Pain Points in Healthcare IT Workflows
Healthcare organizations are overwhelmed with many scanning tools and configurations, Lobig says. Some processes are poorly defined, and silos hinder observability efforts.
“Many organizations often have multiple, disconnected monitoring and security tools that only provide a partial view of their environment,” Andriola says. “This increases silos and operational complexity and slows down issue resolution.”
Andriola notes the dangers of downtime in healthcare: “In clinical settings, every second counts, and downtime isn’t just disruptive, it’s potentially dangerous. Whether in the ER, operating room or supporting personalized care, healthcare systems must operate in a real-time, always-on model.”
Observability can simplify complexity in organizations with interconnected digital services, Andriola says.
How Observability Provides Visibility To Overcome Blind Spots
Observability tools provide an application topology to help organizations understand the interconnectivity of systems and network endpoints and map information flow. With the data that observability tools provide, organizations can quarantine vulnerabilities, Lobig suggests.
“In particular, the ability to understand information flows, service flows and quarantine applications and/or end points based on those vulnerability vectors is something observability tools can do,” he explains.

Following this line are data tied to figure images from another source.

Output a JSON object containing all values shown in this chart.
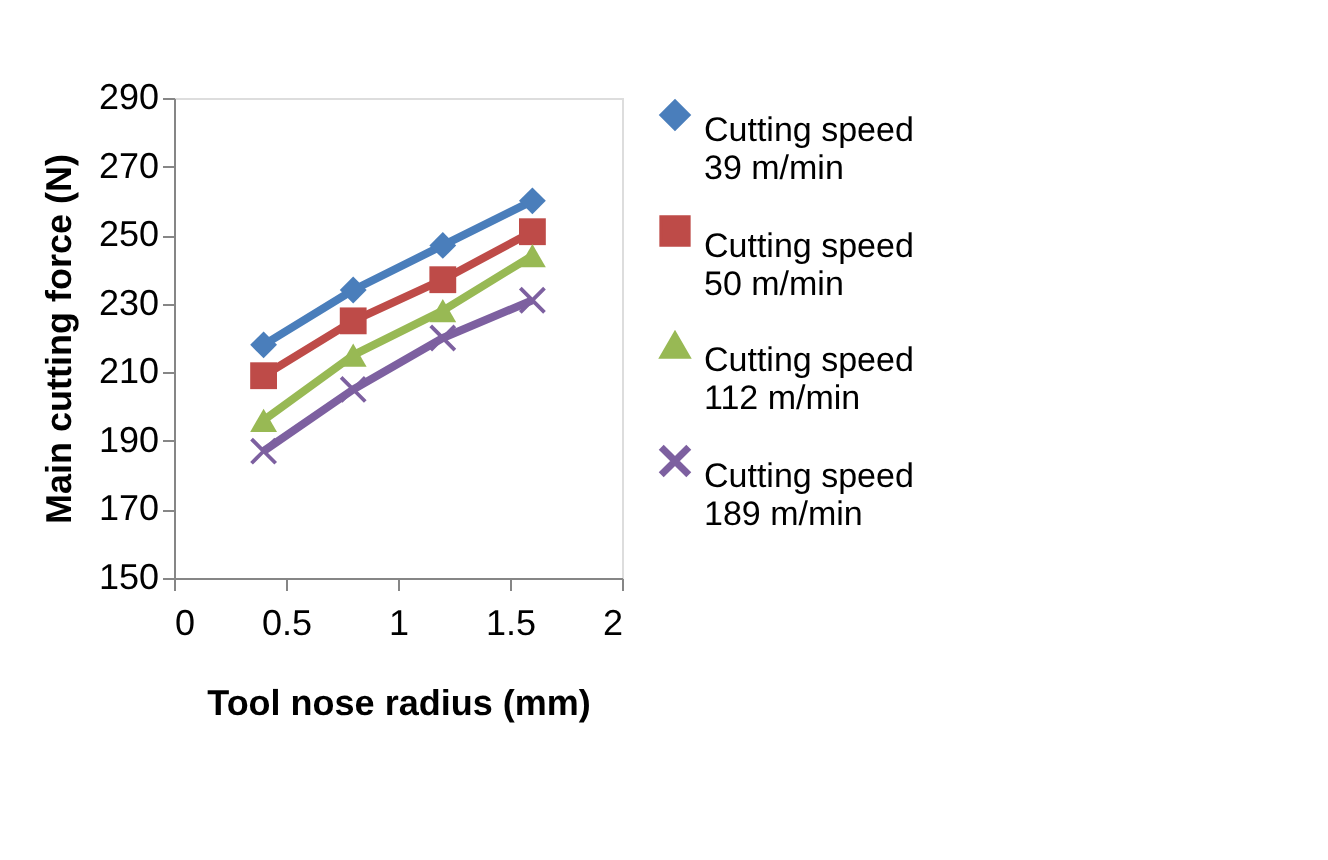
{
  "chart_data": {
    "type": "line",
    "xlabel": "Tool nose radius (mm)",
    "ylabel": "Main cutting force (N)",
    "x": [
      0.4,
      0.8,
      1.2,
      1.6
    ],
    "series": [
      {
        "name": "Cutting speed\n39 m/min",
        "color": "#4a7ebb",
        "marker": "diamond",
        "values": [
          218,
          234,
          247,
          260
        ]
      },
      {
        "name": "Cutting speed\n50 m/min",
        "color": "#be4b48",
        "marker": "square",
        "values": [
          209,
          225,
          237,
          251
        ]
      },
      {
        "name": "Cutting speed\n112 m/min",
        "color": "#98b954",
        "marker": "triangle",
        "values": [
          196,
          215,
          228,
          244
        ]
      },
      {
        "name": "Cutting speed\n189 m/min",
        "color": "#7d60a0",
        "marker": "cross",
        "values": [
          187,
          205,
          220,
          231
        ]
      }
    ],
    "xlim": [
      0,
      2
    ],
    "xticks": [
      0,
      0.5,
      1,
      1.5,
      2
    ],
    "ylim": [
      150,
      290
    ],
    "yticks": [
      150,
      170,
      190,
      210,
      230,
      250,
      270,
      290
    ],
    "grid": false,
    "legend": "right",
    "line_style": "solid"
  }
}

To alleviate the “blind spots” of traditional monitoring applications, observability tools provide a “single source of truth” and end-to-end visibility. They tighten governance across cloud, edge and hybrid environments, as well as integrate data platforms and large language model (LLM) workloads, Andriola says.
“More advanced observability platforms unify data pipelines, security telemetry and business analytics into a single stream, enabling consistent, trustworthy insights at scale,” he explains. “These tools help teams understand how data flows across silos and through analytical layers, building confidence in both operational and strategic decision-making.”
FIND OUT: What are the top five healthcare challenges solved by observability tools?
Observability tools address silos by centralizing and streamlining data collection and analysis. These tools also correlate insights for organizations such as health systems. In healthcare, observability can minimize disruptions to critical systems for clinicians and improve the organization’s security posture, Andriola says.
Gaps in patient care can be life threatening, but full-stack observability can reduce disruptions for clinicians and IT staffers. Event consoles in observability tools allow organizations to maintain visibility and response while consolidating data from multiple systems.
“But visibility alone isn’t enough,” Andriola stresses. “In today’s environment, where operational volume and velocity are outpacing traditional IT models, only observability platforms that offer built-in intelligence and automation can scale with demand.”
Full-stack visibility makes IT staff more effective, he says: “By giving them real-time, full-stack visibility and clear context around performance or security issues, observability helps teams proactively optimize systems, resolve issues faster and focus their expertise where it matters most.”